‘Inigo has never asked me not to write this book, but I had come to wonder whether I would have had the courage to write it were he not imprisoned,’ confesses Orlando Whitfield in his coruscating memoir of his friendship with Inigo Philbrick. He was the art dealer whose meteoric career exploded in spectacular style when he was convicted, aged 35, of wire fraud in 2022. Imagine Whitfield’s alarm on hearing that Philbrick had been released from prison in time for publication.
By ‘flipping’ art works, Philbrick increased his earnings from ‘£35k a year to £35k a month’
Philbrick, who owes $86,672,790 in restitution payments, will have ample opportunity – and cash incentives – to give his side. Producers have come knocking, and an upcoming BBC series offers ‘exclusive documentary access’ to him and his fiancée, the Made in Chelsea star Victoria Baker-Harber. Meanwhile, HBO is adapting Whitfield’s book.
The story is just the latest dish in a tasting menu of schadenfreude being served to a public greedy for hubristic scammers. Yet All That Glitters is not just a cashing-in exercise. It is a lacerating critique of the contemporary art market; a personal account of Whitfield’s disillusionment with that world, which led to a breakdown; and a conflicted elegy to a lost, formative friendship.
Whitfield, the son of a former Christie’s MD, met Philbrick, the son of the director of a Connecticut contemporary art museum, while studying art history at Goldsmith’s in 2006, and was immediately impressed by his erudition and precocious confidence. Together, they began dealing art as undergraduates. Where Whitfield was anxious and sensitive, Philbrick was steely and secretive.
Aged just 23, Philbrick, who had worked for White Cube throughout university, began running Jay Jopling’s art collection. Trading in the ruthless secondary market, where there are megabucks to be made by ‘flipping’ artworks, he quickly inflated his earnings from ‘£35k a year to £35k a month’. In 2012, Philbrick offered Whitfield a job at his new Jopling-backed Mayfair gallery. As success changed Philbrick, Whitfield ‘came to feel like a parvenu around him, a Nick Carraway to his Jay Gatsby’.
Philbrick parted ways with Jopling in 2014 after their relationship deteriorated, and began working with Robert Newland, a finance brain who helped him exploit the market’s shadowy corners. In 2015, Whitfield co-founded a gallery and later sold a picture to Philbrick. A nail-biting frenzy of missed payments and erratic behaviour gave him an insight into the house of cards Philbrick was precariously balancing.
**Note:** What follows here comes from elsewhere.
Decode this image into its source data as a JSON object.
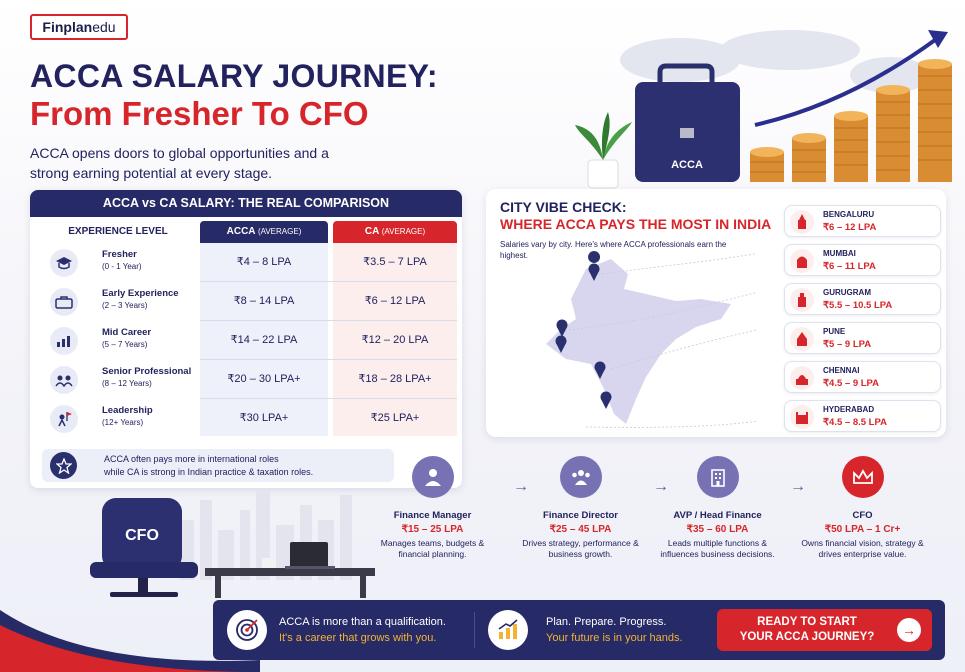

It came tumbling down when a Rudolf Stingel underperformed at auction in 2019, revealing that Philbrick had sold a total of 220 per cent of the painting to three different buyers, even sending a blank canvas to one of their storage warehouses – which worked, because investment art often sits unopened.
As creditors closed in, Philbrick shut his London and Miami galleries and fled to Vanuatu. The following spring, he emailed Whitfield a cache of documents and correspondence, which provides the basis of the book, along with their conversations. Reading the evidence, Whitfield knew that the mitigatory article they planned to write would be impossible.
He remains tortured and mystified, wondering what was in it for Philbrick to befriend and employ him. He berates himself for being duped, yet claims that ‘nothing could diminish the affection I still somehow feel for Inigo. The stark truth of what he did has tested that feeling, however.’ Depressingly, the market seems content to regard Philbrick as one bad apple. No reforms have been made, and a recent Vanity Fair interview announced Philbrick’s intention to relaunch his career.
A moral question hangs over this book: is it Whitfield’s story to tell? ‘Inigo himself wrote to me directly only to say that he had heard I was selling out our friendship… a claim I still refute,’ he tells us. Arguably, Philbrick’s betrayal came first – and Whitfield reserves his harshest censure for the gold-rush mentality of the art market in the 2010s. As someone who values art deeply and describes it with feeling, he lambasts ‘the transubstantiation of art and greed into money and status’ by speculators looking to indulge their ‘purest capitalistic instincts’ unhampered by regulations.

This book isn’t journalism, Whitfield warns, ‘for there can be no objectivity where love has lived’. Yet what he does offer, in exuberant metaphors and comic vignettes, is a vivid character portrait that conveys Philbrick’s forceful, persuasive charisma. He also revels in some of the art world’s absurdities and the scrapes in which he found himself, including a white-knuckle customs encounter while illegally carrying a Lucian Freud drawing.
Sections on paper conservation and the aftermath of Philbrick’s arrest by the FBI could have been more tightly edited, but All That Glitters is as compulsive as a thriller. It is literary dynamite – a blazing exposé that cracks open an elite sphere cloaked in mystery and lays it mercilessly bare.